I'm glad that you were able to solve your problem though.
1 person likes this
@Rollo1 (16676)
• Boston, Massachusetts
31 Dec 15
No, other way round. The computer wouldn't power up, but there was nothing wrong with the hard drive, so I took the hard drive and put it in a computer that would power up. The other computer had been crashed big time by one of the kids, and I hadn't bothered with it since they both got laptops. But the tower itself was alright.
1 person likes this

@BelleStarr (61463)
• United States
9 Jan 16
I hope you are okay, you have not been around for 9 days and I can only assume that you are either deathly sick or I can't even think of another reason. I am concerned since we have never exchanged email addresses.
@PatZAnthony (14749)
• Charlotte, North Carolina
9 Jan 16
Things just seem to happen without reason.
@ria1606roy (2797)
• Kolkata, India
8 Jan 16
We have a preponderance to something once that idea gets stuck in our heads, and yes it has happened to me many times.
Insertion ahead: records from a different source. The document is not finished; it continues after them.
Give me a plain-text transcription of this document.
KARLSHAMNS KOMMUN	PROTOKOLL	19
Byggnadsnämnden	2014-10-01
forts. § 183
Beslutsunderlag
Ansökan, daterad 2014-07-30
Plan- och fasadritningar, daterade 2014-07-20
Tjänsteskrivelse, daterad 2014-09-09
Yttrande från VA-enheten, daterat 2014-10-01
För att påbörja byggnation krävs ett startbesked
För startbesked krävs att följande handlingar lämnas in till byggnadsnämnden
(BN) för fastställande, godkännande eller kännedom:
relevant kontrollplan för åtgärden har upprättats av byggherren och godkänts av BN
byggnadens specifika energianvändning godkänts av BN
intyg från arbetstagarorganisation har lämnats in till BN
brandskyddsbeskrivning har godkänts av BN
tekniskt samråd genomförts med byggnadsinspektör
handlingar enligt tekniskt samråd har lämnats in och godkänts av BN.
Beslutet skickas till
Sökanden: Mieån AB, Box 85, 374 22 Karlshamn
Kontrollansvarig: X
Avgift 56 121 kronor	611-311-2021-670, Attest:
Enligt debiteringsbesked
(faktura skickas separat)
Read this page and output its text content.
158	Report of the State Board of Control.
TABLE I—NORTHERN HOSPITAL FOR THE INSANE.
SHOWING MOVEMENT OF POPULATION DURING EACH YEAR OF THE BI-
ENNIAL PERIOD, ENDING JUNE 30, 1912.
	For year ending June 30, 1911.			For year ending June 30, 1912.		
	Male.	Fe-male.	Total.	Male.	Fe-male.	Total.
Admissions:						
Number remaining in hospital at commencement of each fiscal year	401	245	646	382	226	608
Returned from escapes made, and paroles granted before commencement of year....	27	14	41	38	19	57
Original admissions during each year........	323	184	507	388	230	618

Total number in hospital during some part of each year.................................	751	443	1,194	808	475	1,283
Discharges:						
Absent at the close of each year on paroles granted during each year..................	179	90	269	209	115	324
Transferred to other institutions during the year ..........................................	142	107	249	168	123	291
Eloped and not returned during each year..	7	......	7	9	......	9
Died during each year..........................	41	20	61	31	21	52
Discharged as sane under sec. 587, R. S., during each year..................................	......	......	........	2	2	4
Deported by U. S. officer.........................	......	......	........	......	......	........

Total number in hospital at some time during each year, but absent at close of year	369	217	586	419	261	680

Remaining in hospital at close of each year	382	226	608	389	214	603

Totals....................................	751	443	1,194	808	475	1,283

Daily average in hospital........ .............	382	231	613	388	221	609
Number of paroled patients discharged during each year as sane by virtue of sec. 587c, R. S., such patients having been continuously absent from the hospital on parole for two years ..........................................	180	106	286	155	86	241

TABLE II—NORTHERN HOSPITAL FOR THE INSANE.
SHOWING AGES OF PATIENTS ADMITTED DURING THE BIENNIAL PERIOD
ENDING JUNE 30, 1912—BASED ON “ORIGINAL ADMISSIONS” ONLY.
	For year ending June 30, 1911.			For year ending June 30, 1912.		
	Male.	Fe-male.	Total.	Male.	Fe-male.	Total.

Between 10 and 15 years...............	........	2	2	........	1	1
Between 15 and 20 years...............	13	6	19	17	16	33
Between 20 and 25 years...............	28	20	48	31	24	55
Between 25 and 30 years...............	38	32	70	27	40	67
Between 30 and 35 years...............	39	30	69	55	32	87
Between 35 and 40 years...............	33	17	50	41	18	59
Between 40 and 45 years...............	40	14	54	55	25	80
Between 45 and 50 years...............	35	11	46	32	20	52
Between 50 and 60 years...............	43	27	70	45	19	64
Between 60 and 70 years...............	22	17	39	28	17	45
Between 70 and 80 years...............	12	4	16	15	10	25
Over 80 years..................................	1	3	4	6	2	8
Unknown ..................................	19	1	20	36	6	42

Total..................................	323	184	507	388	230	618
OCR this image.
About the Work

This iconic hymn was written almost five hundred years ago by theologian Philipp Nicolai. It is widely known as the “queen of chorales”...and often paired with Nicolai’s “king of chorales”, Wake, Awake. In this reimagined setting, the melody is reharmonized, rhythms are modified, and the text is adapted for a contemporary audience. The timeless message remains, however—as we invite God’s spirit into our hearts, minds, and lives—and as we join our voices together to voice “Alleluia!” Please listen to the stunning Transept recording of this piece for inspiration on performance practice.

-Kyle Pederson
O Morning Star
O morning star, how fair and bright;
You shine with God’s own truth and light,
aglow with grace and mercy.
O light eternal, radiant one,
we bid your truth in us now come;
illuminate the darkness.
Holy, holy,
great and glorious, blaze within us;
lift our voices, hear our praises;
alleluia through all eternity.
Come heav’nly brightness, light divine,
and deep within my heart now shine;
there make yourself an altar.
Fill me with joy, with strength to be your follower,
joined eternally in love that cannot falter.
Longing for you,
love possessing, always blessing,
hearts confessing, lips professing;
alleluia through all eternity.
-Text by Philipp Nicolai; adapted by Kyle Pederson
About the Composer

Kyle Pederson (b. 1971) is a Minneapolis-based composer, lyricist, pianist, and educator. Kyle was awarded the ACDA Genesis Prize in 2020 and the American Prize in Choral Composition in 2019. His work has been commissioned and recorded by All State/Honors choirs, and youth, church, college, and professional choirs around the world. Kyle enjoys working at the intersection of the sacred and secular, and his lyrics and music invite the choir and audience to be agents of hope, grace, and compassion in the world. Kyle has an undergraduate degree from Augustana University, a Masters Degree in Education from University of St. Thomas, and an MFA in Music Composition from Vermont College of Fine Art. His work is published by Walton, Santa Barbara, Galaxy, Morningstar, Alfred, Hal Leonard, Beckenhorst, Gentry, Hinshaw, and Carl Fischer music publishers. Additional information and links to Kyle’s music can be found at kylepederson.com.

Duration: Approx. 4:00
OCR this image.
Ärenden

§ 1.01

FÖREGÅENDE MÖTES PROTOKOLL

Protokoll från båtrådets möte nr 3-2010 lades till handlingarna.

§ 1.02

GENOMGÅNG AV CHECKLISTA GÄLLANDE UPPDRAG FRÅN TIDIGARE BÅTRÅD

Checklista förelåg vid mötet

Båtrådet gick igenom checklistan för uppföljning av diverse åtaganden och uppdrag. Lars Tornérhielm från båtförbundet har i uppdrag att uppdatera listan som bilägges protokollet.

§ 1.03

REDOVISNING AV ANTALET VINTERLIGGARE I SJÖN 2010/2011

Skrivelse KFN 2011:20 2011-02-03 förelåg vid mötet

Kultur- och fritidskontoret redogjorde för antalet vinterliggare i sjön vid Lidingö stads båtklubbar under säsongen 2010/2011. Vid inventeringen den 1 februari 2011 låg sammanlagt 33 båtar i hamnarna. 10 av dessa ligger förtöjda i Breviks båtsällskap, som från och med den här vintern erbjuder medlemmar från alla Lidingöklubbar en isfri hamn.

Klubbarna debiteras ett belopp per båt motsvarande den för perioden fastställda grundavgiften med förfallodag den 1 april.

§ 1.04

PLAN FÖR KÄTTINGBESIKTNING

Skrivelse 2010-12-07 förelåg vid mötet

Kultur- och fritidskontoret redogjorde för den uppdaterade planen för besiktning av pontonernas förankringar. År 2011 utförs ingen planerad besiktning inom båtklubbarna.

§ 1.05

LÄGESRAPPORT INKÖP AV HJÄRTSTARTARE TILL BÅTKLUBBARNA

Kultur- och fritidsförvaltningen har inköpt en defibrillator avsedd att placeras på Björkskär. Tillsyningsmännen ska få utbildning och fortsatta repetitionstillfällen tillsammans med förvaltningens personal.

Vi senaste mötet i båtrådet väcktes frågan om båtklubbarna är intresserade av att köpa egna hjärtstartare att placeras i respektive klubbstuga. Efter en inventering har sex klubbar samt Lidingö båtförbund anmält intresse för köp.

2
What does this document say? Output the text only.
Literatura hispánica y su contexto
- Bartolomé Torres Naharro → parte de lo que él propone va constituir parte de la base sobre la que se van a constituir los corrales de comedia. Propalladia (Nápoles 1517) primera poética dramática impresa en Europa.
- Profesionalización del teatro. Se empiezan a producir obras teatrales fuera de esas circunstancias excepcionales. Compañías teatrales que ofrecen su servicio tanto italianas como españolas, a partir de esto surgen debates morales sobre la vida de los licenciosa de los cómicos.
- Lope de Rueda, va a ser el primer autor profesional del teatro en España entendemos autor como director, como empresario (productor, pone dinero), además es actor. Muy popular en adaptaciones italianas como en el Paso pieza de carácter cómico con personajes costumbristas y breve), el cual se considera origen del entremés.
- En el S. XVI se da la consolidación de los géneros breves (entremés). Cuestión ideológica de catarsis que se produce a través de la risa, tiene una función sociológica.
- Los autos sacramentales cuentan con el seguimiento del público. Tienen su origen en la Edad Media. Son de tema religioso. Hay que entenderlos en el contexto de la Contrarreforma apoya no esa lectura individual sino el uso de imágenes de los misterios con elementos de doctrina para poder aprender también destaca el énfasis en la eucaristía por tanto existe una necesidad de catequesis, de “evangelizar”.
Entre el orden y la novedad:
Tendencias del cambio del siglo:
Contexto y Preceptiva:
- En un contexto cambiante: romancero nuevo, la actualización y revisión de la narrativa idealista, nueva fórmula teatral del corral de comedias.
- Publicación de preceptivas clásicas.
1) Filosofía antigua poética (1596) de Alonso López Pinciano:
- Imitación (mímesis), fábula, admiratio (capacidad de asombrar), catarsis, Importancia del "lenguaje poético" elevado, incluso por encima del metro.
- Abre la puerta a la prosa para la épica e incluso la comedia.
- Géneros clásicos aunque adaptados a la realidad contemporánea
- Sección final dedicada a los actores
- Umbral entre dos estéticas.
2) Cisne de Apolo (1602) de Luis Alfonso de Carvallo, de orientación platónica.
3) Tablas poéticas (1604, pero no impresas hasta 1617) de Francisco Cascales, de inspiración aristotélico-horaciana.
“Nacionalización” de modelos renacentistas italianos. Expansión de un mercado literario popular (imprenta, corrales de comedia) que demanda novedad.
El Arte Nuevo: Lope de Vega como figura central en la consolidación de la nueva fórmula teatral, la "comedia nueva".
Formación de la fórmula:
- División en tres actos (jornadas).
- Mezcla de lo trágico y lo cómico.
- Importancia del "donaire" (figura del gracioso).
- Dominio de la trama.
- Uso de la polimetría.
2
I've sometimes refused to listen to other options in the complete overconfidence that mine would work, but then I learnt my lesson.
@jillybean1222 (6406)
•
5 Jan 16
I kind of did something resourceful like this yesterday too. Our old laptop has been beat up a bit by a couple times the kids knocking it around. Sigh. anyway, the other day, my 5 year old was using it and the 9 year old walked by & pulled on the cord charging it. it pulled the charger thing out. so it could no longer charge! argh!!!! i got to thinking. my other old laptop (which no longer will boot up) does still take a charge AND it turns out, uses the same size battery! so i can charge the battery in the non-working laptop. then put it in the other beat up one that still works.
@righttotheheart (226)
• Delhi, India
31 Dec 15
yes this happens with me often lol..
1 person likes this
@fawkes62 (1276)
• United States
1 Jan 16
It's great that you were able to get your computer working with your son's help. I don't know much at all about computers, so when I have problems I have to ask my husband and if he can't figure it out we have to ask someone else, usually his sister as she's a computer tech.
@JudyEv (382104)
• Rockingham, Australia
4 Jan 16
Glad the kids were able to help. Vince and I do most things together but with mechanical stuff I'm really just tagging along but when he gets stuck with a problem I often say 'what's the simplest thing it could be' and it often helps him find a solution.